Though this could lead to volatility in pension reporting during periods of large market swings, the proposed standards would only affect pension reporting within financial statements, the rating agency noted. GASB's proposals would not necessarily affect the contributions that states and localities must make to their pensions.

"If governments eventually moved from current annual pension-funding requirements, based on actuarial asset smoothing, to the potentially new [generally accepted accounting principles] reporting requirements as outlined in GASB's preliminary views, it could lead to higher annual pension contributions in certain years with big market losses," wrote David Hitchcock, a senior director, and Sherman Myers, a director, who both worked on the report.

For many pensions, there is a big difference between unfunded pension liabilities calculated on an actuarial smoothing method and unfunded liabilities calculated using the current market value of the pension assets, they said.

For instance, New Jersey's Public Employees Retirement System reported a pension-funding ratio of assets to liabilities of 56.5% as of June 30, 2009, based on the actuarial value of assets, while on a market value basis, the ratio decreased to 42.1%, according to the rating agency report.

Under the preliminary proposed standards, GASB is calling for several fundamental changes to pension reporting. In particular, GASB would require the unfunded portion of a retirement plan to be included in the financial statement and to constitute a liability.

Currently, many governments disclose pension information in the financial statement footnotes, but generally only report the amount of contributions they are actuarially required to make during a given year, as well as what they actually paid. The report urges GASB to clarify that ARCs should continue to be reported or else it may be more "difficult to determine a municipality's progress toward adequately funding its pension system on an annual basis."

Though GASB has not said if it will require the unfunded liability to be reported on the balance sheet or in the footnotes of financial statements, Standard & Poor's said it essentially does not matter for credit rating purposes because the rating agency "already evaluates a government's pension funding status as part of its general obligation rating criteria."

Meanwhile, GASB is proposing to alter the formula that states and localities use to convert projected pension benefit payments into present value based on an assumed "discount rate." The board is proposing a blended discount rate, if a government does not have enough assets in its plan to cover expected payments.
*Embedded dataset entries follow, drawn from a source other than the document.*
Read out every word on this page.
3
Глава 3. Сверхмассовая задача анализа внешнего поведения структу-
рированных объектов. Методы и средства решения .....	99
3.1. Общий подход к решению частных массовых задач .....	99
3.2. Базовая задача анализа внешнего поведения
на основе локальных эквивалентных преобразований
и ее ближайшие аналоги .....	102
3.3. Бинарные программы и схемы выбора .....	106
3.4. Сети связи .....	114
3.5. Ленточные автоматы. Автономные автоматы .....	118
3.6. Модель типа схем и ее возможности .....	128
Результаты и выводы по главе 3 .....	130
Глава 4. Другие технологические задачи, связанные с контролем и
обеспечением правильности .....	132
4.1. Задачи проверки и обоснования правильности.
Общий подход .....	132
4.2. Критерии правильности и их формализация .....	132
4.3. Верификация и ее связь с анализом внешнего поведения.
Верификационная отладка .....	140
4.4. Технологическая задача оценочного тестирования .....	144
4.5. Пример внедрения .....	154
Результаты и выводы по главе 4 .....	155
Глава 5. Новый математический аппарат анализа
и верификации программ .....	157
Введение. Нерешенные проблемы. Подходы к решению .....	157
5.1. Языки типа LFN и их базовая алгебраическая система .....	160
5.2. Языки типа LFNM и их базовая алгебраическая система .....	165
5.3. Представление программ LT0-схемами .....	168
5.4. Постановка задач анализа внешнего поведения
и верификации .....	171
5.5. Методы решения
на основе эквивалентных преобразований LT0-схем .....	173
For benefit payments that are expected to occur after the fund's assets are depleted, the government would have to use a rate based on a "high-quality municipal bond index rate."

Though the lower, "blended rate" would show a higher present value of the pension benefits and therefore a larger overall liability in the financial statement, Standard & Poor's said that this "will not often come into effect from a practical perspective," because it is unlikely governments would report that they would not have sufficient assets to make required pension contributions in the future.

GASB released the preliminary views document in June, collected comments on it and held a series of public hearings this fall. The accounting standards-setter is expected to issue a follow-up "exposure draft" proposal in the second quarter of 2011, with final accounting rules expected one year later.